SAN FRANCISCO, May 22 (Reuters) - The Biden administration asserted its support for an independent Federal Reserve on Wednesday, after a report surfaced last month that Republican presidential candidate Donald Trump is assessing ways to exercise more control over U.S. monetary policy.

In a blog post published Wednesday, the White House Council for Economic Advisors laid out the historical evidence that central banks beholden to politicians serve their economies poorly, and that independent central banks do better at controlling inflation.

"We in the Biden administration are highly motivated by this history and will continue our unwavering support for CBI (central bank independence)," the CEA blog said. "History could not be clearer regarding the lasting and damaging inflationary consequences of ignoring this lesson or reversing the hard-earned progress of the past half century."
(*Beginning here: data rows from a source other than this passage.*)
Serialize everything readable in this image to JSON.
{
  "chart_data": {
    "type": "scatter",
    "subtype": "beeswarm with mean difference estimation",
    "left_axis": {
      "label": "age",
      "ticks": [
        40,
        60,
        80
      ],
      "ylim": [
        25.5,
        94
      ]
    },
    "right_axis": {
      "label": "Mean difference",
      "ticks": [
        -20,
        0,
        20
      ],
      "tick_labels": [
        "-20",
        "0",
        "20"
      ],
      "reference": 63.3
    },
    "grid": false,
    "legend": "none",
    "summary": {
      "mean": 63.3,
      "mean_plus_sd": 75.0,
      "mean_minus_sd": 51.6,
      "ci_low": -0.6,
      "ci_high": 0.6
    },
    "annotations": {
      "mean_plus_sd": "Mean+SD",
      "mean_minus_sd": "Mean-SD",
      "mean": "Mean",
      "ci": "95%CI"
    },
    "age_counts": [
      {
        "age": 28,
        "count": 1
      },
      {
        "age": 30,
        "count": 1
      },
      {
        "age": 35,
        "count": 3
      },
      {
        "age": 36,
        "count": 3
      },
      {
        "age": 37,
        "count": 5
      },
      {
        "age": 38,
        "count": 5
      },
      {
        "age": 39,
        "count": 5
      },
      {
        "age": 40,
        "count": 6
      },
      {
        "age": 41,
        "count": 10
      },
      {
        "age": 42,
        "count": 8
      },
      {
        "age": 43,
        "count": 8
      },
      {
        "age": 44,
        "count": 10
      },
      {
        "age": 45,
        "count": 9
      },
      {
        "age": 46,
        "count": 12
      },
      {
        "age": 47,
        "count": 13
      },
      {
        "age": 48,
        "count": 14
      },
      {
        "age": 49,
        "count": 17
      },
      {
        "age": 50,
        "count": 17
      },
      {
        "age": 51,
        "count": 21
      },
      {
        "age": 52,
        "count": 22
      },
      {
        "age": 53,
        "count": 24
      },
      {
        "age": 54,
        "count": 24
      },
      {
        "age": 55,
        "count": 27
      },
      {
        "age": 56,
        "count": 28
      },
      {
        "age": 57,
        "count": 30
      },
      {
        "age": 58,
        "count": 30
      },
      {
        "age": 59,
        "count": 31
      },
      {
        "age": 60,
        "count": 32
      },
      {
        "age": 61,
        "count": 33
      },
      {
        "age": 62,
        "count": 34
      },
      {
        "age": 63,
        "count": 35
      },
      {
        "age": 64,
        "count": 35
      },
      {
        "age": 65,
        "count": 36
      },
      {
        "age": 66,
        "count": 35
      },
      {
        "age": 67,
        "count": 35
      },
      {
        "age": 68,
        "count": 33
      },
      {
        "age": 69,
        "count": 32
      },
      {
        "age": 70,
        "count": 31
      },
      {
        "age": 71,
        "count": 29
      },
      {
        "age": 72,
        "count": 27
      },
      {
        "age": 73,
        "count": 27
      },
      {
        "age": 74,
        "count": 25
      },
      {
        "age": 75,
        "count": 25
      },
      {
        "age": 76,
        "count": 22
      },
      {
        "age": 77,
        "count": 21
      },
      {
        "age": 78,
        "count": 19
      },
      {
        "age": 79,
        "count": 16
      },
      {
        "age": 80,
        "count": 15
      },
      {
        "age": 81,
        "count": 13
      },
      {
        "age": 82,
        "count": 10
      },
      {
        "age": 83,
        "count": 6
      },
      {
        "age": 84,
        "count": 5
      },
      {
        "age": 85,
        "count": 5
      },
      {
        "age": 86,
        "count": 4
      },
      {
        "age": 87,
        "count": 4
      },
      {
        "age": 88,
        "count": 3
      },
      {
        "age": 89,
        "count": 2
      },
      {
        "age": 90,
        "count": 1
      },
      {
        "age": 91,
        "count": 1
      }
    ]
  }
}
It's a view widely accepted by economists, stated before by CEA chair Jared Bernstein and regularly emphasized by Fed policymakers themselves, including Fed Chair Jerome Powell, who along with leaders at most global central banks has been waging an inflation-fighting campaign for more than two years.

During his 2016-2020 term as president, Trump elevated Powell to the top post at the Fed, but later expressed anger and frustration that the central bank did not reduce interest rates to boost the economy when he felt it should.

Trump has taken aim at U.S. President Joe Biden, who is running against the former Republican president for reelection in November, for allowing inflation to remain high, and has said he believes Powell will reduce interest rates to help Biden's reelection bid.

U.S. inflation peaked in mid-2022 at about 7% and has since fallen to about half that, but the Fed targets 2% and policymakers have said they won't cut rates until they have greater confidence inflation is headed to that goal.

The CEA blog credits the Fed's independence with its ability to bring inflation down as far as it has without doing much damage to the labor market.